DECLARATION DU 1er MINISTRE PASCAL LISSOUBA

Après les évènements de Bacongo (7 Février 1964)

C’était au lendemain des manifestations du 7 février 1964 produites à Bacongo. J’ai reçu en audience M.Pearson, chargé d’affaire p.i de la Grande-Bretagne. Comme tous ses collègues des ambassades des Etats-Unis, de la France, de l’Allemagne Fédérale, M.Pearson m’a assuré de la volonté de coopération sur des bases saines de son pays et de son Gouvernement avec la République du Congo, et a nié avoir été ni de près, ni de loin, ni directement, ni indirectement mêlé aux déplorable sincidents du 7 février dernier.

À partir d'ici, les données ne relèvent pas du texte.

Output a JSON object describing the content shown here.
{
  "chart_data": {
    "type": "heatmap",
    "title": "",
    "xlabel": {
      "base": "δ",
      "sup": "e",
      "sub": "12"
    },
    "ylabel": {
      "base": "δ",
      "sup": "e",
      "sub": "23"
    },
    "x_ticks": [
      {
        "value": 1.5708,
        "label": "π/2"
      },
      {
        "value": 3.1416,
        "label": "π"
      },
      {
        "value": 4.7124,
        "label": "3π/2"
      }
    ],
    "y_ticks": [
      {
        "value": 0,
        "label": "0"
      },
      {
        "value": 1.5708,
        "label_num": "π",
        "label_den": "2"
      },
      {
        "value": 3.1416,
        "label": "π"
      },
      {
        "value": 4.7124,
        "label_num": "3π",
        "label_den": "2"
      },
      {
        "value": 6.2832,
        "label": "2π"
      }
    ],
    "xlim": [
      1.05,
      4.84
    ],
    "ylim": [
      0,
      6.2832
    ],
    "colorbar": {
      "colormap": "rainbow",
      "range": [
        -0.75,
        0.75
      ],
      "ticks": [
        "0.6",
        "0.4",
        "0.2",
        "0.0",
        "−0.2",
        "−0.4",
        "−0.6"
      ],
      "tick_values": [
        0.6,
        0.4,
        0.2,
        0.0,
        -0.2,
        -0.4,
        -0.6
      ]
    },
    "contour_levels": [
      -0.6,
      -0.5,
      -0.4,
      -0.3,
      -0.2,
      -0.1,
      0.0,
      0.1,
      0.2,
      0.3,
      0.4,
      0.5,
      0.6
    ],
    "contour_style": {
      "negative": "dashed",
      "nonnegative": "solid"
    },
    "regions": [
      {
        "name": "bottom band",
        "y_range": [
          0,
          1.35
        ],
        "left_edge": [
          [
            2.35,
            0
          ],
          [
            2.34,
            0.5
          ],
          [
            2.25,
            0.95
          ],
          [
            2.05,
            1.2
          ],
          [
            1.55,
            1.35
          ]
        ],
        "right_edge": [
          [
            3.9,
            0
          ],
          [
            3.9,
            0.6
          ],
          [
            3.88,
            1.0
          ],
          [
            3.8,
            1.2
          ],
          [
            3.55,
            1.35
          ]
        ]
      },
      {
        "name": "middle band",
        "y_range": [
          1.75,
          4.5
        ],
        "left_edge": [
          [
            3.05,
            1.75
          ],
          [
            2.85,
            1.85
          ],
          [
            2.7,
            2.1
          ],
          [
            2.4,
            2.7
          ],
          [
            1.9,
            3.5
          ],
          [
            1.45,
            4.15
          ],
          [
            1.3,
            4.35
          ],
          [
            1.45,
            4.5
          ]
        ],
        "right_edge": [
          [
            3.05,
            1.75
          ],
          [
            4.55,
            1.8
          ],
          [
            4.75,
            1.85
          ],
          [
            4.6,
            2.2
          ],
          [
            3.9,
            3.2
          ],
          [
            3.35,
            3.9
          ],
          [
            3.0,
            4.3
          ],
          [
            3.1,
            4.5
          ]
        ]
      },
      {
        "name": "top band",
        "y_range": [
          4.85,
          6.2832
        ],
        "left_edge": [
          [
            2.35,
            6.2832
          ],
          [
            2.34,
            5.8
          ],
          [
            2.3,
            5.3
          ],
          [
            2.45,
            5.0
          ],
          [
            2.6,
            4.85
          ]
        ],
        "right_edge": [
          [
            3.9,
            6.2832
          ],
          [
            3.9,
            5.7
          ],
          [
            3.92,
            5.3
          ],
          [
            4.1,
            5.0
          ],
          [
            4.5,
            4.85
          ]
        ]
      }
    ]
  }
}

Je tiens à porter à la connaissance de toutes les chancelleries et de toute la population congolaise,que le Congo est un Etat souverain qui se veut également moderne. C’est-à-dire que la plus élémentaire des courtoisies doit être de règle dans ses rapports avec les hauts responsables des pays amis. La présence de de ceux-ci sur notre sol, dans notre capitale est une marque d’amitié et de sympathie qui se doit d’être appréciée à sa juste valeur.

Le Gouvernement seul responsable de la politique de la Nation.

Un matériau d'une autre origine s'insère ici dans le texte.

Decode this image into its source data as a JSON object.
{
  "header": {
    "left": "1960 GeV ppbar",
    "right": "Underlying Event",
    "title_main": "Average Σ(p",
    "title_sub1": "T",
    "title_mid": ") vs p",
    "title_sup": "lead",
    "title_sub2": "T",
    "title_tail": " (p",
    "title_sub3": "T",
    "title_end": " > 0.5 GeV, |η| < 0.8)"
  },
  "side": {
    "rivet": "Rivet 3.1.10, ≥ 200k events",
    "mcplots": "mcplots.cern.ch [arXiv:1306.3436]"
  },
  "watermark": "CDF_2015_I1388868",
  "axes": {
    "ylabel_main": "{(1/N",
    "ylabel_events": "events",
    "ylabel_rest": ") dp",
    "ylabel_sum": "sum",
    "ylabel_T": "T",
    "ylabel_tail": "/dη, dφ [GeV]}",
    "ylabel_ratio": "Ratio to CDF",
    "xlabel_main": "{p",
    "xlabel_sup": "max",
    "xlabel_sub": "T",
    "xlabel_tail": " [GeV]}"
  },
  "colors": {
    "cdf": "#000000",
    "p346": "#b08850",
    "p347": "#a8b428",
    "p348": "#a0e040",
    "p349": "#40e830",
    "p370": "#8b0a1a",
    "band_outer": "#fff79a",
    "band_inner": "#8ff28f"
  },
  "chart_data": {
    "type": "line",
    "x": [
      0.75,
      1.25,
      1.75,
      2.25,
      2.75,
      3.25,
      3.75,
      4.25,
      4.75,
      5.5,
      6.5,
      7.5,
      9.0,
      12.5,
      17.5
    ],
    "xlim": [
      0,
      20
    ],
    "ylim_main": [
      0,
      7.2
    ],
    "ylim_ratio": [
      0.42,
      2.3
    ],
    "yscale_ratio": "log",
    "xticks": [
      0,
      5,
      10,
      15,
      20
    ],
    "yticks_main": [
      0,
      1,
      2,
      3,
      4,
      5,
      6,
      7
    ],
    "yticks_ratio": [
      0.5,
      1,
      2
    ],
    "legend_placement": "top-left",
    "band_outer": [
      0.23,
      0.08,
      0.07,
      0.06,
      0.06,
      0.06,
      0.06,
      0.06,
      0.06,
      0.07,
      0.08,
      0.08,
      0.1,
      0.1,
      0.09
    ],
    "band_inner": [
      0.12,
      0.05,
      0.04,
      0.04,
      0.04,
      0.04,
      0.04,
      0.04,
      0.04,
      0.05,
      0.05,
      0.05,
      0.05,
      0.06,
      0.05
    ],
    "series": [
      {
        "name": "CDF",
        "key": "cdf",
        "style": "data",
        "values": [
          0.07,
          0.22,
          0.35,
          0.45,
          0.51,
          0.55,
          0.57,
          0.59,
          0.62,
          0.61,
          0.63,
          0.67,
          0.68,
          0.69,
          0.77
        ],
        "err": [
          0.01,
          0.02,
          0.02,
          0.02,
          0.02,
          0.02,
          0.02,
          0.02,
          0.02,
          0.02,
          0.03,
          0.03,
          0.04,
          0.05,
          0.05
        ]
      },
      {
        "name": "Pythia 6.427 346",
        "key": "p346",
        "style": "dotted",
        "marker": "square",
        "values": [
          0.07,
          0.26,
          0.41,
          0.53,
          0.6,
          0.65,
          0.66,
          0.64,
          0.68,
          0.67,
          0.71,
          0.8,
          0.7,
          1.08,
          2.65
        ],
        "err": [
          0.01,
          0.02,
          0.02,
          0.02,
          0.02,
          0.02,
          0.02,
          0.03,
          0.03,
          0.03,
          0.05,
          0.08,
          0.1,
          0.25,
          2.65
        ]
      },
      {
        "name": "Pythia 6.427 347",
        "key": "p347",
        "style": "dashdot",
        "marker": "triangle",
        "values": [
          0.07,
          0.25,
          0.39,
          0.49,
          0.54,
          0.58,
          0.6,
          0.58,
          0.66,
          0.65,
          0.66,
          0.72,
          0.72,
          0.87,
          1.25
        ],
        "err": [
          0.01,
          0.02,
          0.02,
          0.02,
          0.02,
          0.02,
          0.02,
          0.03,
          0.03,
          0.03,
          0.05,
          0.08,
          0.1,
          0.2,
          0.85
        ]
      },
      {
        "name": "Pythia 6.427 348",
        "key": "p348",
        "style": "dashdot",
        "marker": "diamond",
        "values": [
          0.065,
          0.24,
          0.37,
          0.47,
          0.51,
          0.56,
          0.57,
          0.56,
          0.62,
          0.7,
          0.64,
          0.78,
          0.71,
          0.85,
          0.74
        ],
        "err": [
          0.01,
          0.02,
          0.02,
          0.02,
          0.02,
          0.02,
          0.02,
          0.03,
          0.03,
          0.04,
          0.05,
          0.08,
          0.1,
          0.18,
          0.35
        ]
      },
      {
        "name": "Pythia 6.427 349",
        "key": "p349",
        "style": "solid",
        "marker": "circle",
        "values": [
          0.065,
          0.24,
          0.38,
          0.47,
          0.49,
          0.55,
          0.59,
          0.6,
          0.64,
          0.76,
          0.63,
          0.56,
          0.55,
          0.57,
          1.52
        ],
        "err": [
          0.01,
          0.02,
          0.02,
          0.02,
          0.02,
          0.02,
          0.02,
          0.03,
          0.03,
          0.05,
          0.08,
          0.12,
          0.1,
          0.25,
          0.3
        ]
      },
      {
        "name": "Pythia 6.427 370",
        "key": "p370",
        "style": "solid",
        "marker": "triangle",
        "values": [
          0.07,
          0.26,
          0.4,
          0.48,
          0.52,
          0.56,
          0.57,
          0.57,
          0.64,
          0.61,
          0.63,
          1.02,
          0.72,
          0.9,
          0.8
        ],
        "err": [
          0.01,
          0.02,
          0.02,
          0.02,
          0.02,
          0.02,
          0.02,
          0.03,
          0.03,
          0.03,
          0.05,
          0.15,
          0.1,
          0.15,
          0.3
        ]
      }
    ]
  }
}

Le Gouvernement seul responsable de la politique de la nation rappelle à ses citoyens nationaux que, devant l’absence de sérieux des accusations portées contre des ambassades des pays amis, il conviendrait de s’abstenir de toute déclaration ou de tout propos désobligeant de nature plus à compromettre notre travail d’édification nationale, à retarder notre démarrage, qu’à guérir nos maux les plus immédiats.

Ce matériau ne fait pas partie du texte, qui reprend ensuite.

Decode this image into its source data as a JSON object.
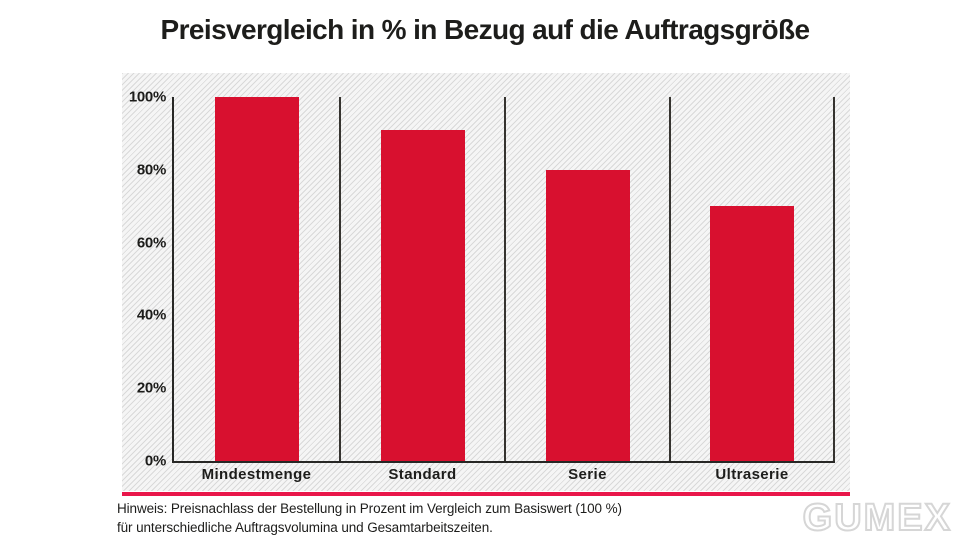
{
  "title": "Preisvergleich in % in Bezug auf die Auftragsgröße",
  "chart_data": {
    "type": "bar",
    "title": "Preisvergleich in % in Bezug auf die Auftragsgröße",
    "categories": [
      "Mindestmenge",
      "Standard",
      "Serie",
      "Ultraserie"
    ],
    "values": [
      100,
      91,
      80,
      70
    ],
    "unit": "%",
    "xlabel": "",
    "ylabel": "",
    "ylim": [
      0,
      100
    ],
    "yticks": [
      0,
      20,
      40,
      60,
      80,
      100
    ],
    "ytick_labels": [
      "0%",
      "20%",
      "40%",
      "60%",
      "80%",
      "100%"
    ],
    "legend_position": "none",
    "grid": "off",
    "plot_background": "diagonal-hatch",
    "bar_color": "#d8102f"
  },
  "footer": {
    "note_line1": "Hinweis: Preisnachlass der Bestellung in Prozent im Vergleich zum Basiswert (100 %)",
    "note_line2": "für unterschiedliche Auftragsvolumina und Gesamtarbeitszeiten.",
    "brand": "GUMEX"
  },
  "colors": {
    "bar": "#d8102f",
    "rule": "#e9164a",
    "text": "#1d1d1b",
    "axis": "#272725"
  }
}
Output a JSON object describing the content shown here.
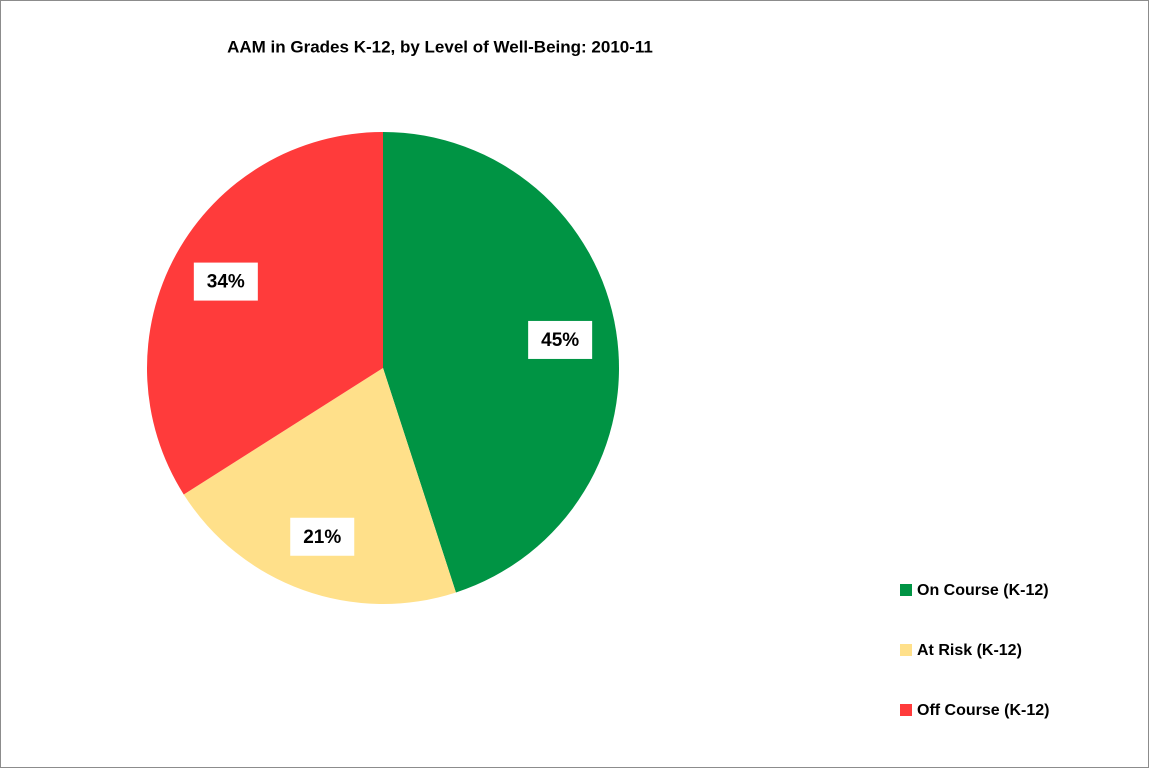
{
  "chart_data": {
    "type": "pie",
    "title": "AAM in Grades K-12, by Level of Well-Being: 2010-11",
    "categories": [
      "On Course (K-12)",
      "At Risk (K-12)",
      "Off Course (K-12)"
    ],
    "values": [
      45,
      21,
      34
    ],
    "value_labels": [
      "45%",
      "21%",
      "34%"
    ],
    "colors": [
      "#009444",
      "#ffe08a",
      "#ff3b3b"
    ],
    "legend": "lower right"
  }
}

Le Gouvernement seul responsable de la politique devant les instances législatives.

Le Gouvernement seul responsable de la politique devant les instances législatives qui n’ont de rôle que la sanction de cette politique, se réserve le seul droit d’user des procédés modernes conformes à la tradition diplomatique pour rappeler aux diplomates accrédités par le Chef de l’Etat des principes élémentaires de base à prendre si besoin était, les mesures extrêmes qu’exigent les circonstances ce, sans exclure la courtoisie est sans propos inconsidérés publics. Les contacts que j’ai eus et que je ne cesse d’avoir avec les hauts responsables des pays amis par un exposé franc et loyal des problèmes qui se posent à nous,répondent à ces objectifs.

Le Gouvernement pense donc œuvrer dans le sens de la paix, de la discipline et de la concorde. Ces objectifs seront atteints. Le Gouvernement usera de tout ce qui est en son pouvoir jusqu’aux procédés de rigueur pour ramener le calme, la discipline. Il demande instamment à toutes les couches de la population, quelle que soit leur origine, de se mettre bravement au travail de s’abstenir de tous actes propres à mettre en cause la sécurité de l’Etat ou d’entamer la confiance de tout ou partie de la population.